Após um final de semana intenso com mudanças na comissão técnica e no departamento de futebol, a Ponte Preta encerra neste domingo sua preparação para enfrentar o Operário, amanhã, em Ponta Grossa, na 29ª rodada da Série B do Campeonato Brasileiro.

Assim como ocorreu em outros momentos da temporada, a exemplo do último dérbi, a equipe alvinegra será comandada pelo técnico Fábio Moreno como interino.

Existe uma ala dentro do Moisés Lucarelli que defende uma sequência para o profissional, mas a Ponte Preta pode ter um novo treinador a qualquer momento. A reportagem apurou e listou cinco desafios que serão enfrentados por Moreno ou pelo próximo profissional escolhido por Sebastião Arcanjo.

FALTA DE IDENTIDADE
A Macaca iniciou a temporada sendo comandada por Gilson Kleina, depois atuou com João Brigatti e por último Marcelo Oliveira – sem contar os períodos de transição com Fábio Moreno. O processo de montagem de elenco, dispensas, contratações e reformulações foram realizados com perfis diferentes.

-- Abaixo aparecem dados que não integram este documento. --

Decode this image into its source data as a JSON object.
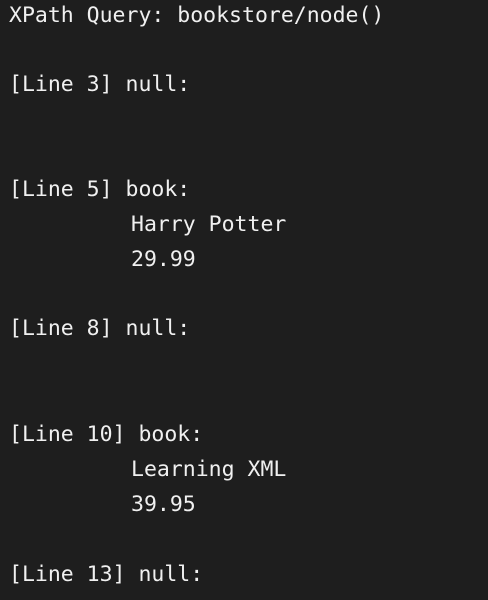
{
  "terminal": {
    "query": "XPath Query: bookstore/node()",
    "results": [
      {
        "header": "[Line 3] null:",
        "values": []
      },
      {
        "header": "[Line 5] book:",
        "values": [
          "Harry Potter",
          "29.99"
        ]
      },
      {
        "header": "[Line 8] null:",
        "values": []
      },
      {
        "header": "[Line 10] book:",
        "values": [
          "Learning XML",
          "39.95"
        ]
      },
      {
        "header": "[Line 13] null:",
        "values": []
      }
    ]
  }
}
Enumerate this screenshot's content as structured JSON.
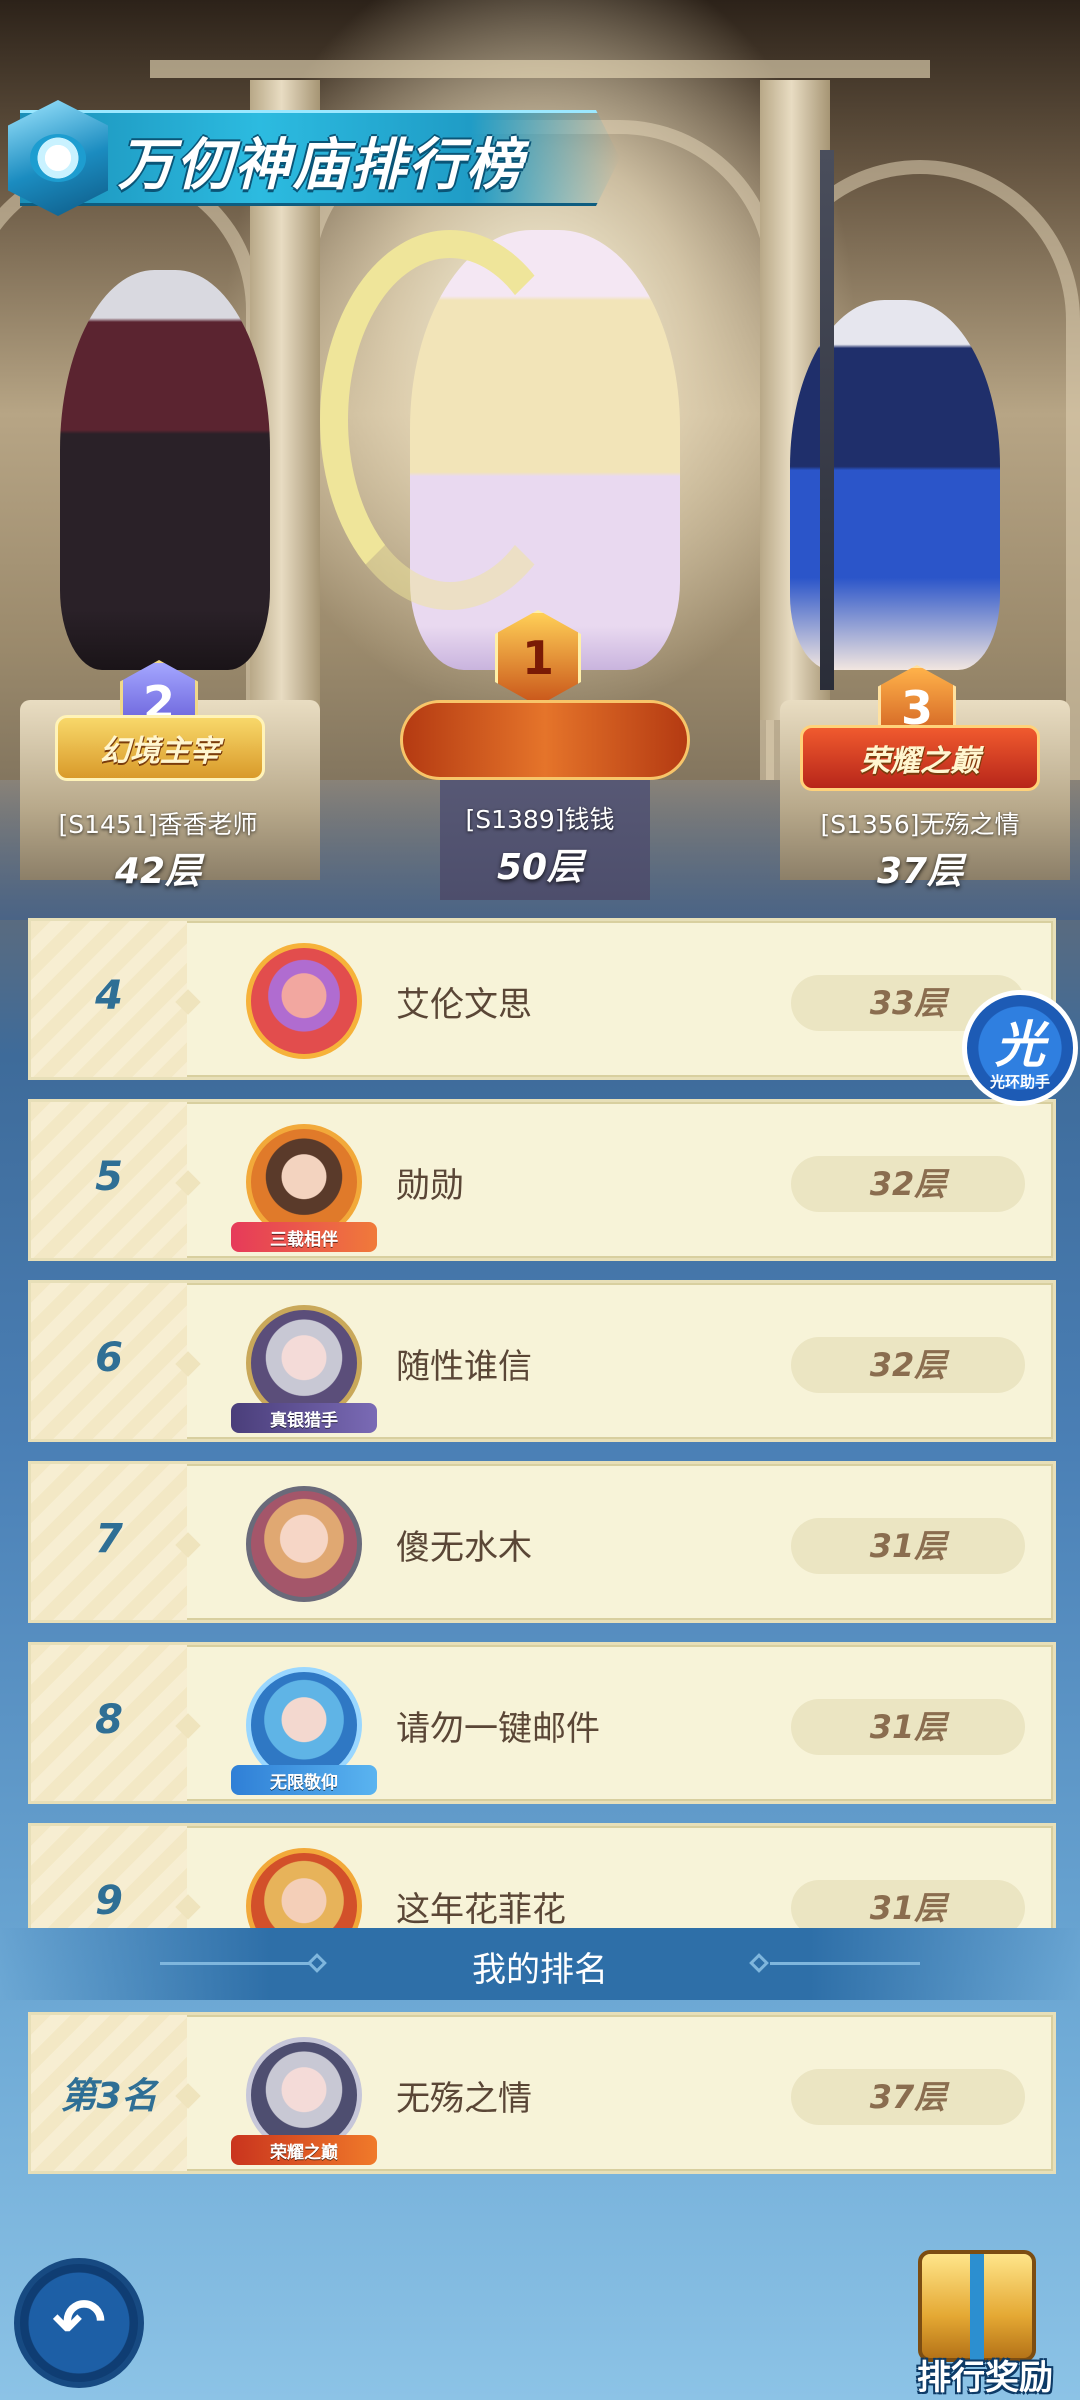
{
  "header": {
    "title": "万仞神庙排行榜"
  },
  "podium": [
    {
      "rank": "2",
      "title": "幻境主宰",
      "name": "[S1451]香香老师",
      "floor": "42层"
    },
    {
      "rank": "1",
      "title": "",
      "name": "[S1389]钱钱",
      "floor": "50层"
    },
    {
      "rank": "3",
      "title": "荣耀之巅",
      "name": "[S1356]无殇之情",
      "floor": "37层"
    }
  ],
  "ranking": [
    {
      "rank": "4",
      "name": "艾伦文思",
      "floor": "33层",
      "badge": ""
    },
    {
      "rank": "5",
      "name": "勋勋",
      "floor": "32层",
      "badge": "三载相伴"
    },
    {
      "rank": "6",
      "name": "随性谁信",
      "floor": "32层",
      "badge": "真银猎手"
    },
    {
      "rank": "7",
      "name": "傻无水木",
      "floor": "31层",
      "badge": ""
    },
    {
      "rank": "8",
      "name": "请勿一键邮件",
      "floor": "31层",
      "badge": "无限敬仰"
    },
    {
      "rank": "9",
      "name": "这年花菲花",
      "floor": "31层",
      "badge": ""
    }
  ],
  "my_rank": {
    "header": "我的排名",
    "rank": "第3名",
    "name": "无殇之情",
    "floor": "37层",
    "badge": "荣耀之巅"
  },
  "assist": {
    "glyph": "光",
    "label": "光环助手"
  },
  "footer": {
    "back_glyph": "↶",
    "reward_label": "排行奖励"
  }
}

O novo comandante precisará de habilidade para filtrar a pluralidade do plantel e encontrar uma forma de jogo que ainda não está definida.

COBRANÇAS
Na última semana os muros do Moisés Lucarelli foram pichados cobrando mudanças no futebol – que ocorreram com as saídas de Gustavo Bueno e Marcelo Oliveira -, mas também mais dedicação por parte dos atletas. Existe também uma cobrança interna de líderes do elenco para uma postura mais ativa do restante do grupo.

DIVISÃO POLÍTICA
Um dos pontos de maior dificuldade para se trabalhar na Ponte Preta é a divisão política. Alas envolvendo situação, oposição, membros de diretoria e conselho, além de outros personagens presentes no dia a dia, colaboram para um desenvolvimento mais lento do trabalho. O novo comandante precisará de respaldo e proteção ao vestiário para não deixar o extracampo interferir como em outros momentos deste ano.

ORGANIZAÇÃO TÁTICA
Desde o Campeonato Paulista a Macaca não consegue números positivos defensivamente. A sequência de erros dos jogadores da zaga incomodam e estão refletindo diretamente em tropeços na Série B. Reorganizar a defesa para dar mais tranquilidade ao ataque, que diminuiu a média de gols, será fundamental.

JOGADORES DA BASE
Um dos pontos que pode ser mais explorado pela comissão técnica é o trabalho de base da Macaca. O meia Vinicius Zanocelo está servindo o Brasil sub-20 em Torneio Internacional, mas recebeu poucas oportunidades com Marcelo Oliveira. O atacante João Veras está ganhando mais minutos em campo, mas há cobranças por maior participação de jogadores como Pedrinho e Léo.